Syaikh an Nabhani menjelaskan dalam kitab yang ditulisnya, Nidzhamul Islam pada bab Qadha’ dan Qadar bahwa setiap mukmin harus meyakini qadha Allah yang baik ataupun buruknya berasal dari Allah. Gempa bumi tentu terlihat sebagai hal yang buruk di mata manusia, tetapi Islam memerintahkan pemeluknya untuk menerima semuanya sebagai keputusan Allah. Gempa bumi adalah hal yang termasuk dalam ranah musayyar(yang menguasai manusia), sehingga takkan bisa kuasa manusia manapun mengontrolnya.  Islam juga mengajarkan bahwa manusia memiliki ranah mukhayyar atau ranah (yang dikuasai oleh manusia). Ranah ini memberikan manusia peluang untuk memilih apa yang akan dilakukan ataupun yang tidak dilakukannya. Ranah mukhayyar inipun kelak akan menjadi penentu “surga-neraka” manusia. Apabila ia memilih untuk melakukan yang diperintahkan dan dicintai oleh Allah, maka surga balasannya begitupun sebaliknya. Dilanda gempa adalah ranah musayyar, namun jika setelah dilanda bencana ini manusia kemudian masih berpaling dan ingkar dari Allah, maka itu merupakan ranah mukhayyar.

Berkaca dari apa yang dilakukan oleh Amirul Mukminin Umar ibn Khaththab Ra, ketika Madinah dilanda gempa bumi dahulu, beliau tak serta merta menganggap bahwa gempa itu hanyalah fenomena alam belaka. Beliau justru menanyakan maksiat apa yang telah dilakukan oleh penduduk Madinah kala itu sehingga Allah menurunkan gempa tersebut sebagai teguranNya.
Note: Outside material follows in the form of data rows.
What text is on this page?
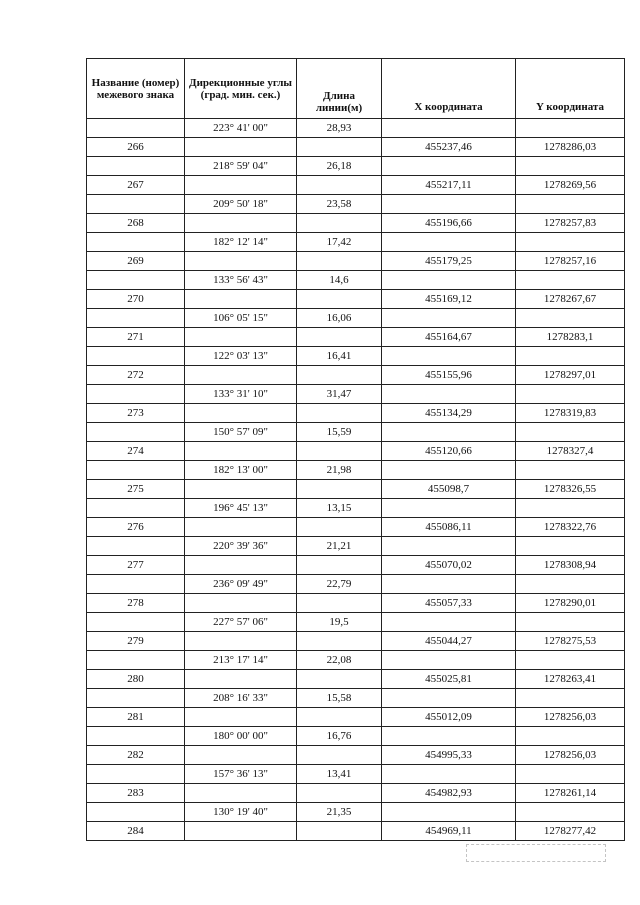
Название (номер) межевого знака	Дирекционные углы (град. мин. сек.)	Длина линии(м)	X координата	Y координата
	223° 41' 00"	28,93		
266			455237,46	1278286,03
	218° 59' 04"	26,18		
267			455217,11	1278269,56
	209° 50' 18"	23,58		
268			455196,66	1278257,83
	182° 12' 14"	17,42		
269			455179,25	1278257,16
	133° 56' 43"	14,6		
270			455169,12	1278267,67
	106° 05' 15"	16,06		
271			455164,67	1278283,1
	122° 03' 13"	16,41		
272			455155,96	1278297,01
	133° 31' 10"	31,47		
273			455134,29	1278319,83
	150° 57' 09"	15,59		
274			455120,66	1278327,4
	182° 13' 00"	21,98		
275			455098,7	1278326,55
	196° 45' 13"	13,15		
276			455086,11	1278322,76
	220° 39' 36"	21,21		
277			455070,02	1278308,94
	236° 09' 49"	22,79		
278			455057,33	1278290,01
	227° 57' 06"	19,5		
279			455044,27	1278275,53
	213° 17' 14"	22,08		
280			455025,81	1278263,41
	208° 16' 33"	15,58		
281			455012,09	1278256,03
	180° 00' 00"	16,76		
282			454995,33	1278256,03
	157° 36' 13"	13,41		
283			454982,93	1278261,14
	130° 19' 40"	21,35		
284			454969,11	1278277,42
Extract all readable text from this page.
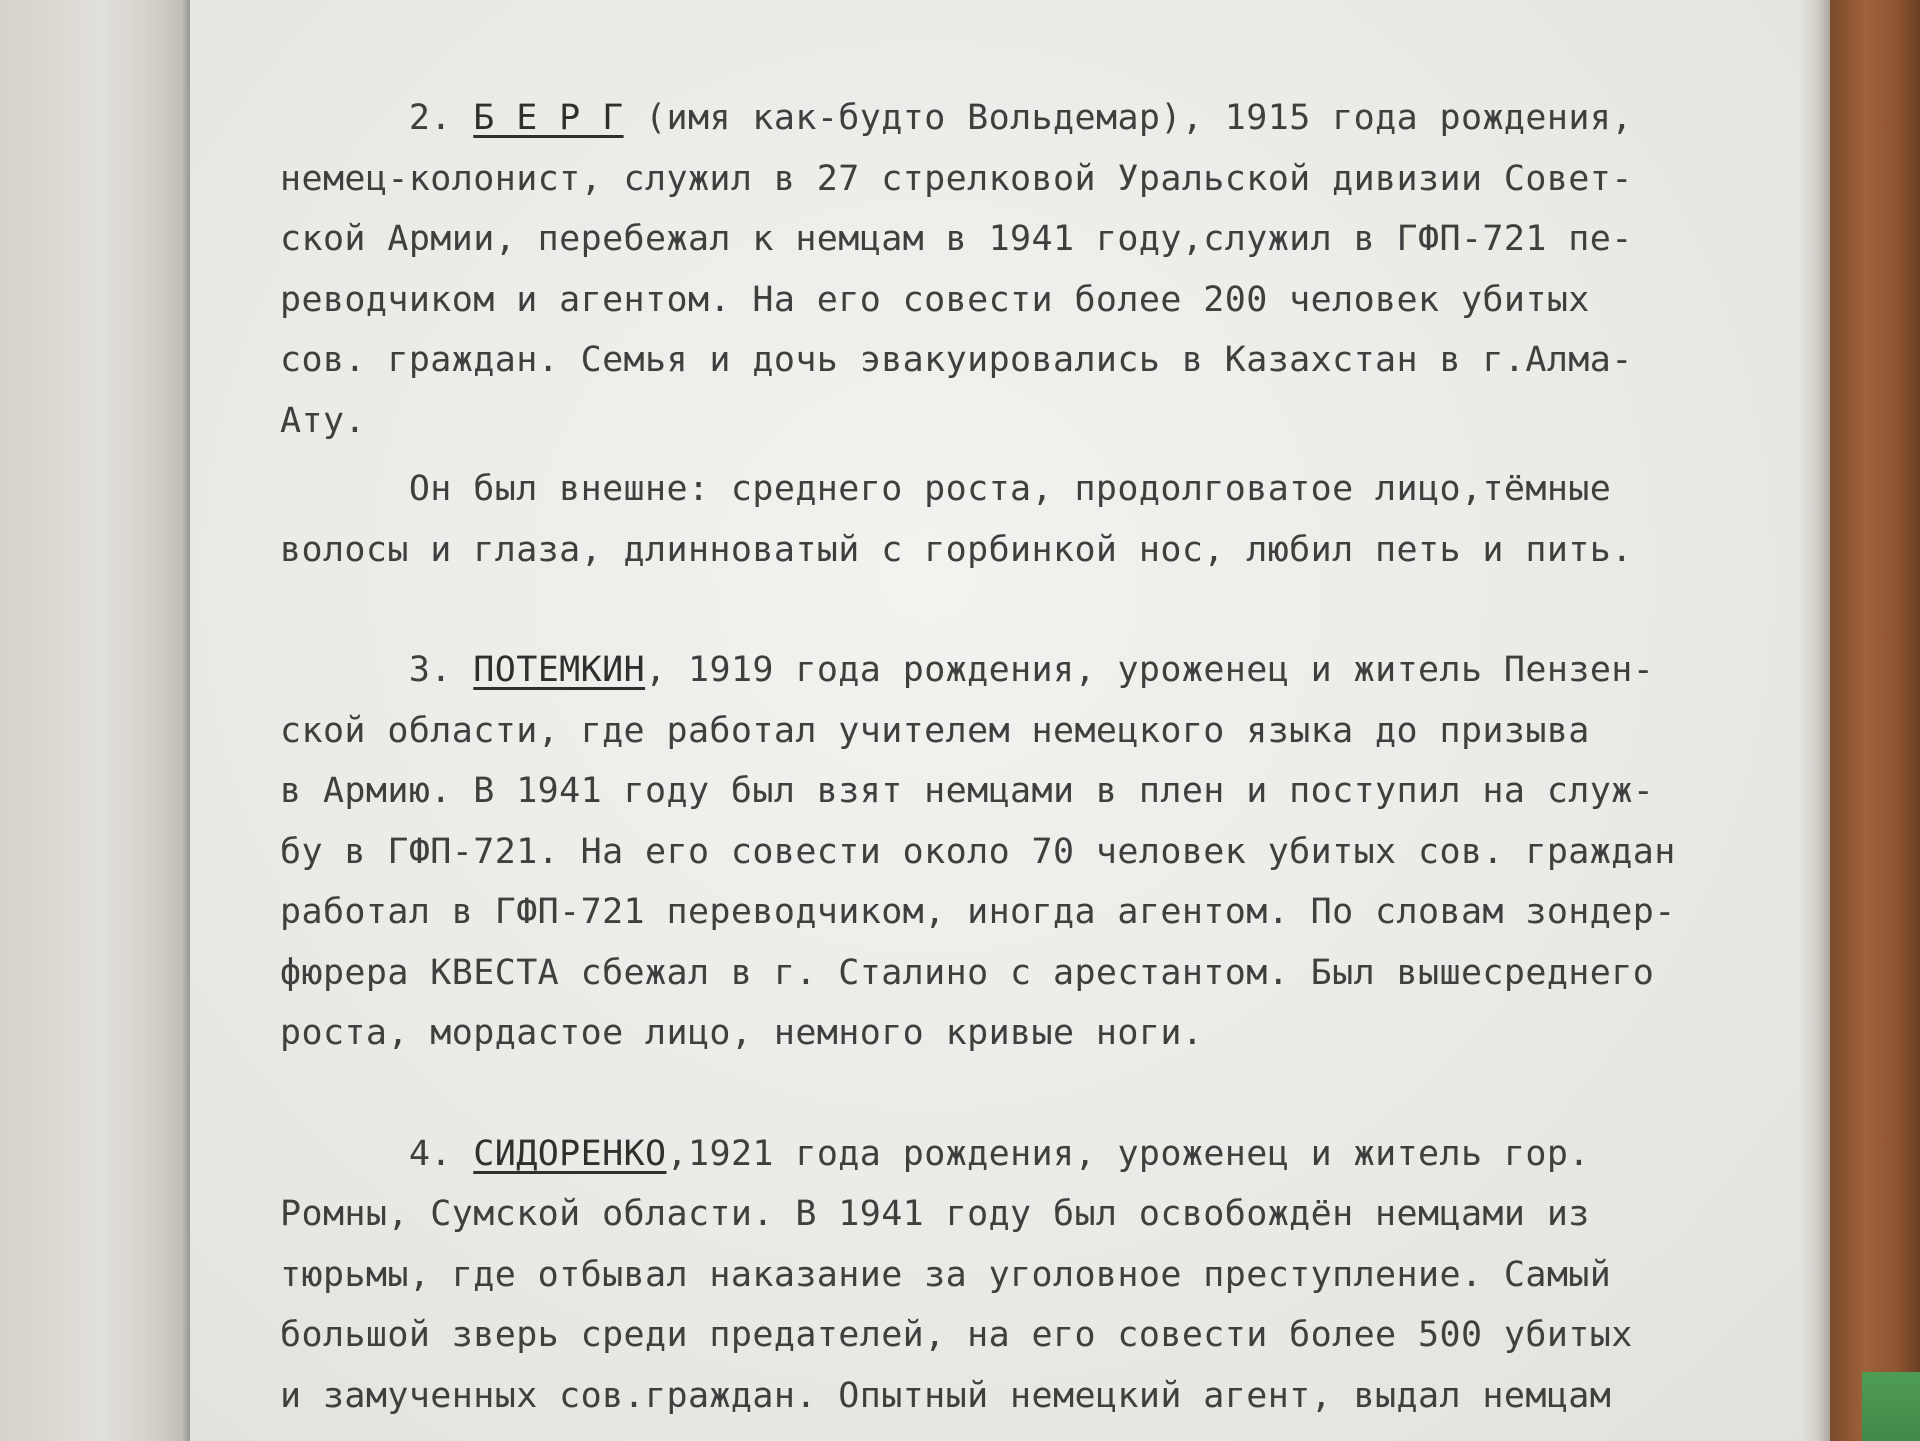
2. Б Е Р Г (имя как-будто Вольдемар), 1915 года рождения,

немец-колонист, служил в 27 стрелковой Уральской дивизии Совет-

ской Армии, перебежал к немцам в 1941 году,служил в ГФП-721 пе-

реводчиком и агентом. На его совести более 200 человек убитых

сов. граждан. Семья и дочь эвакуировались в Казахстан в г.Алма-

Ату.

Он был внешне: среднего роста, продолговатое лицо,тёмные

волосы и глаза, длинноватый с горбинкой нос, любил петь и пить.

3. ПОТЕМКИН, 1919 года рождения, уроженец и житель Пензен-

ской области, где работал учителем немецкого языка до призыва

в Армию. В 1941 году был взят немцами в плен и поступил на служ-

бу в ГФП-721. На его совести около 70 человек убитых сов. граждан

работал в ГФП-721 переводчиком, иногда агентом. По словам зондер-

фюрера КВЕСТА сбежал в г. Сталино с арестантом. Был вышесреднего

роста, мордастое лицо, немного кривые ноги.

4. СИДОРЕНКО,1921 года рождения, уроженец и житель гор.

Ромны, Сумской области. В 1941 году был освобождён немцами из

тюрьмы, где отбывал наказание за уголовное преступление. Самый

большой зверь среди предателей, на его совести более 500 убитых

и замученных сов.граждан. Опытный немецкий агент, выдал немцам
Khalifah Umar bahkan mengancam akan meninggalkan penduduk Madinah jika terjadi bencana lagi. Umar mengerti bahwa bumi pun bisa diajak komunikasi, dengan izin Allah. Dan bumi itu tunduk pada ketentuan Allah. Akan memberikan keberkahan jika pemimpin dan penduduknya bertaqwa.

وَلَوْ أَنَّ أَهْلَ الْقُرَى آَمَنُوا وَاتَّقَوْا لَفَتَحْنَا عَلَيْهِمْ بَرَكَاتٍ مِنَ السَّمَاءِ وَالْأَرْضِ وَلَكِنْ كَذَّبُوا فَأَخَذْنَاهُمْ بِمَا كَانُوا يَكْسِبُونَ

Jikalau sekiranya penduduk negeri-negeri tersebut beriman dan bertakwa, pastilah Kami akan melimpahkan kepada mereka berkah dari langit dan bumi, tetapi mereka mendustakan (ayat-ayat Kami) itu, maka Kami siksa mereka disebabkan perbuatannya.” (Qs. Al-A’raf: 96)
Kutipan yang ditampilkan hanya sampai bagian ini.